The government’s post-Brexit farming proposals are a “full-throttle attack” on English family farms, according to Labour.
Shadow environment secretary Luke Pollard told the Commons: “Labour supports public money for public good, of course we do, but that’s not what this is about.
“Strip away the green coating and these proposals are a full-throttle attack on English family farms – English because Scotland, Wales and Northern Ireland farmers are going in a different direction by maintaining support for small farms for longer.
“Under these proposals, many small farms will lose up to half their current support payments within just three years, leaving many financially unviable.”
Lib Dem MP Tim Farron also warned the reforms will lead to “hundreds upon hundreds of those family farms going out of business and therefore not being in a place to deliver those environmental goods by 2028”.
He said: “The landscape of the Lake District and the Yorkshire Dales is shaped by centuries of family farming.
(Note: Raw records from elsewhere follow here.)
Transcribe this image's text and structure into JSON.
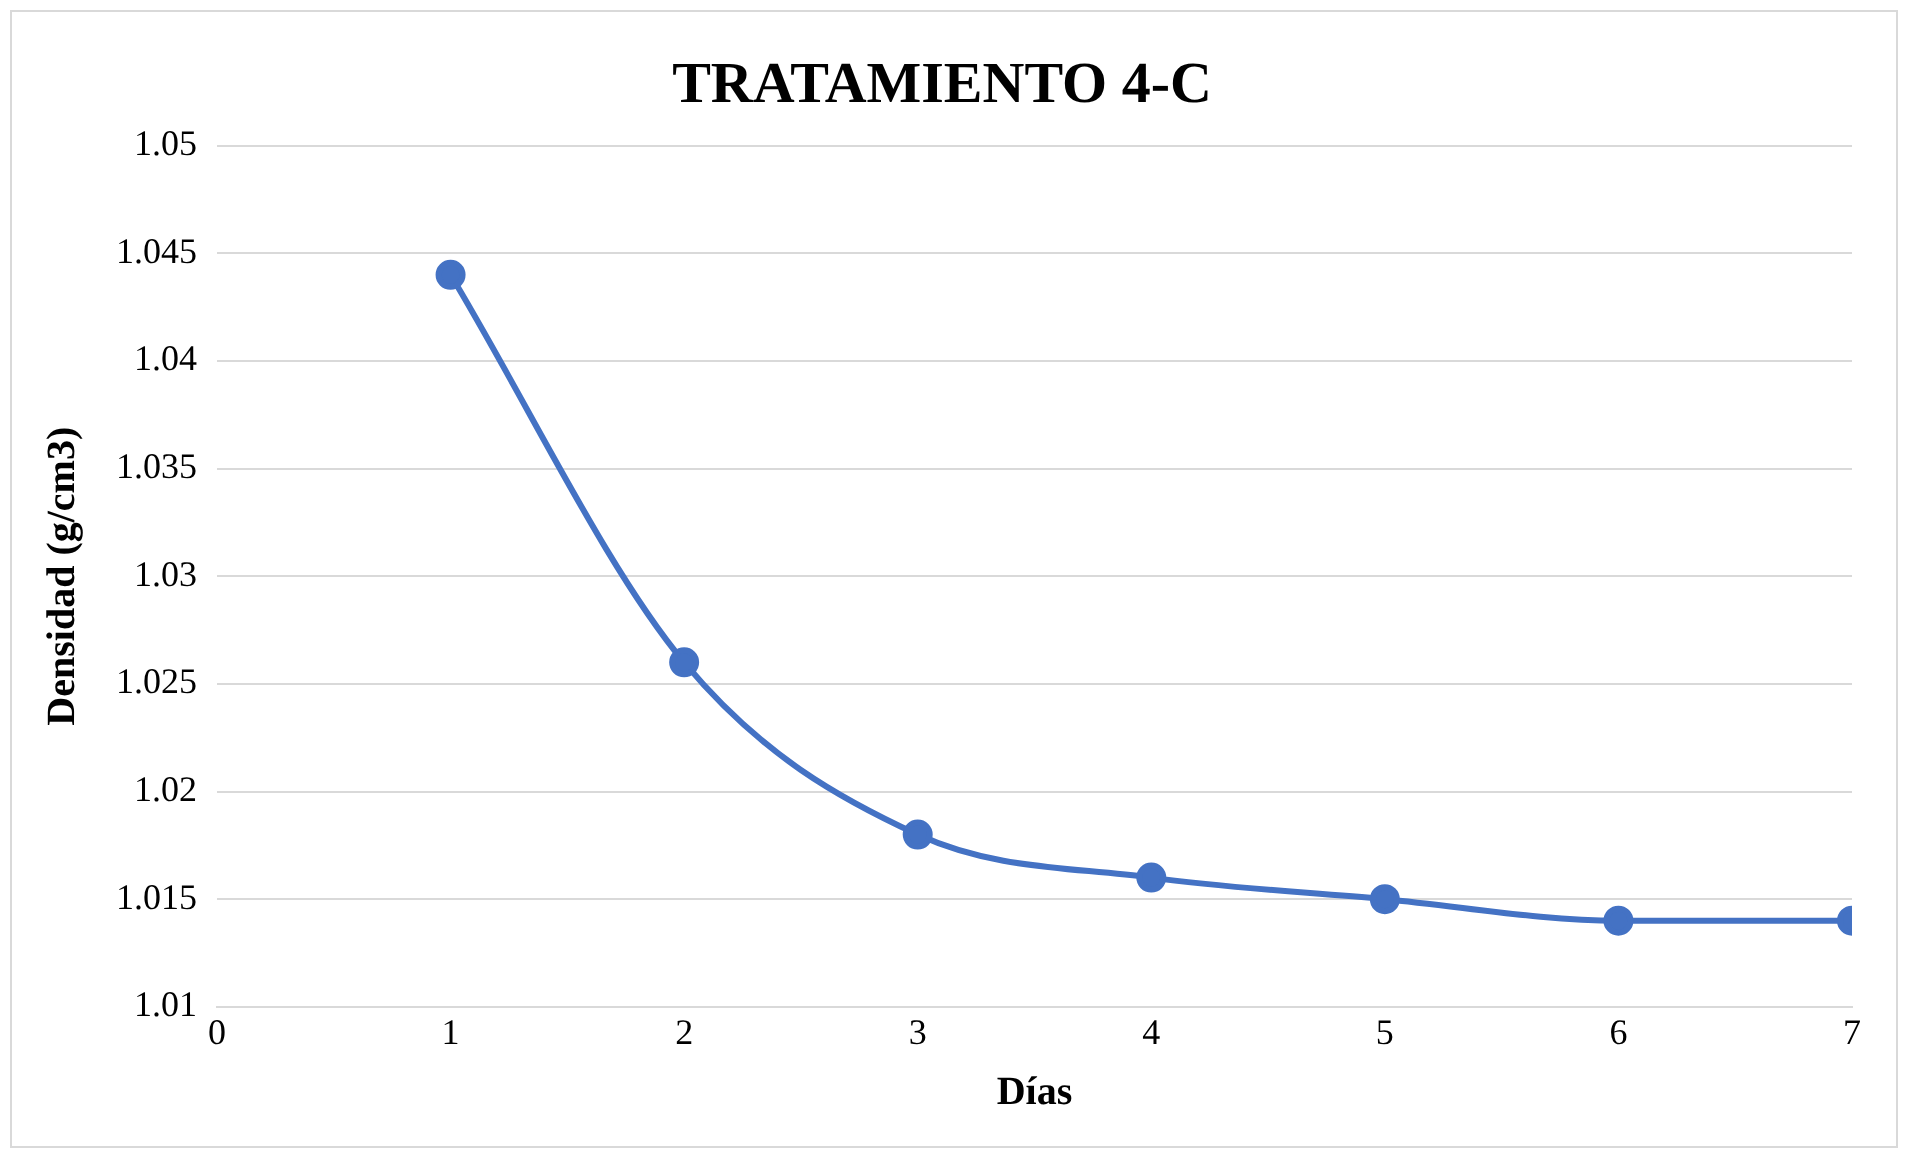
{
  "chart_data": {
    "type": "line",
    "title": "TRATAMIENTO 4-C",
    "xlabel": "Días",
    "ylabel": "Densidad (g/cm3)",
    "x": [
      1,
      2,
      3,
      4,
      5,
      6,
      7
    ],
    "series": [
      {
        "color": "#4472c4",
        "values": [
          1.044,
          1.026,
          1.018,
          1.016,
          1.015,
          1.014,
          1.014
        ]
      }
    ],
    "xlim": [
      0,
      7
    ],
    "xticks": [
      0,
      1,
      2,
      3,
      4,
      5,
      6,
      7
    ],
    "ylim": [
      1.01,
      1.05
    ],
    "yticks": [
      1.01,
      1.015,
      1.02,
      1.025,
      1.03,
      1.035,
      1.04,
      1.045,
      1.05
    ],
    "grid": "y",
    "legend": false,
    "marker": "circle",
    "line_style": "solid"
  }
}
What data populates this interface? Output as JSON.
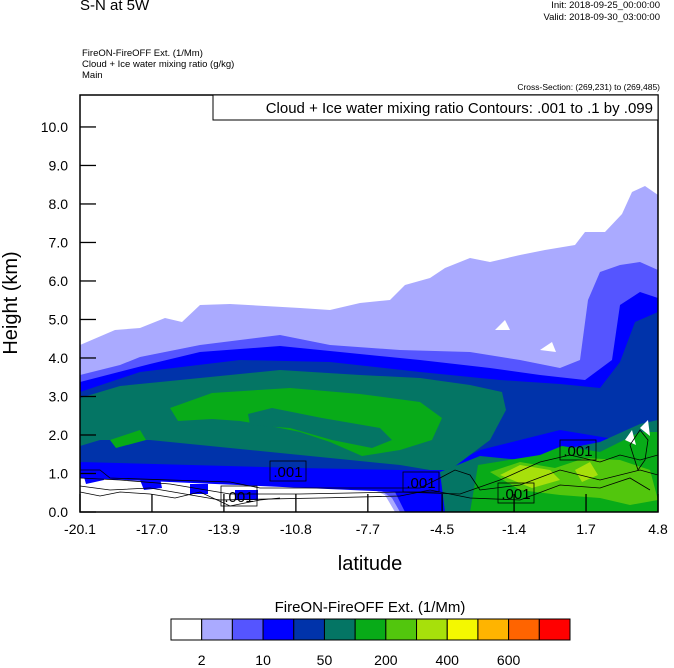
{
  "header": {
    "title": "S-N at 5W",
    "init": "Init: 2018-09-25_00:00:00",
    "valid": "Valid: 2018-09-30_03:00:00",
    "field_lines": [
      "FireON-FireOFF Ext.   (1/Mm)",
      "Cloud + Ice water mixing ratio   (g/kg)",
      "Main"
    ],
    "cross_section": "Cross-Section: (269,231) to (269,485)",
    "contour_info": "Cloud + Ice water mixing ratio Contours: .001 to .1 by .099"
  },
  "chart_data": {
    "type": "heatmap",
    "title": "FireON-FireOFF Ext.  (1/Mm)",
    "xlabel": "latitude",
    "ylabel": "Height (km)",
    "xlim": [
      -20.1,
      4.8
    ],
    "ylim": [
      0.0,
      10.83
    ],
    "xticks": [
      "-20.1",
      "-17.0",
      "-13.9",
      "-10.8",
      "-7.7",
      "-4.5",
      "-1.4",
      "1.7",
      "4.8"
    ],
    "xtick_values": [
      -20.1,
      -17.0,
      -13.9,
      -10.8,
      -7.7,
      -4.5,
      -1.4,
      1.7,
      4.8
    ],
    "yticks": [
      "0.0",
      "1.0",
      "2.0",
      "3.0",
      "4.0",
      "5.0",
      "6.0",
      "7.0",
      "8.0",
      "9.0",
      "10.0"
    ],
    "ytick_values": [
      0,
      1,
      2,
      3,
      4,
      5,
      6,
      7,
      8,
      9,
      10
    ],
    "colorbar": {
      "title": "FireON-FireOFF Ext.  (1/Mm)",
      "colors": [
        "#ffffff",
        "#aaaaff",
        "#5555ff",
        "#0000ff",
        "#0033aa",
        "#047564",
        "#08ab18",
        "#52c60d",
        "#a7e00b",
        "#f4f800",
        "#ffb400",
        "#ff6400",
        "#ff0000"
      ],
      "labels": [
        "2",
        "10",
        "50",
        "200",
        "400",
        "600"
      ]
    },
    "contour_labels": [
      ".001",
      ".001",
      ".001",
      ".001",
      ".001"
    ]
  }
}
“By accident, the government could undo all of that in a few short years, even months, so will he think again and not penny pinch, and make sure that basic payment is rolled over in full until the point that the environmental land management scheme is available for everyone?”
Labour’s Barry Sheerman also criticised the environment secretary George Eustice.
He told MPs: “He is a member of a government renowned now, notorious indeed, for its chumocracy and its favours for friends, and I believe that what he’s ushering in today is a charter for city slickers, for carpet backers, for spivs to take over our farming sector and drive out the traditional smaller English farmers who have been feeding our nation for so many years. Please, please think again before you eradicate the good English farmer.”
Eustice, responding to concerns on food standards, said: “We made changes to the Bill to introduce a Trade and Agriculture Commission and to require the Secretary of State to bring a report to Parliament outlining the impacts of any trade agreements on those standards.
“We’ve also been very clear as a government that we will protect our producers from being undermined by sub-standard products produced overseas.”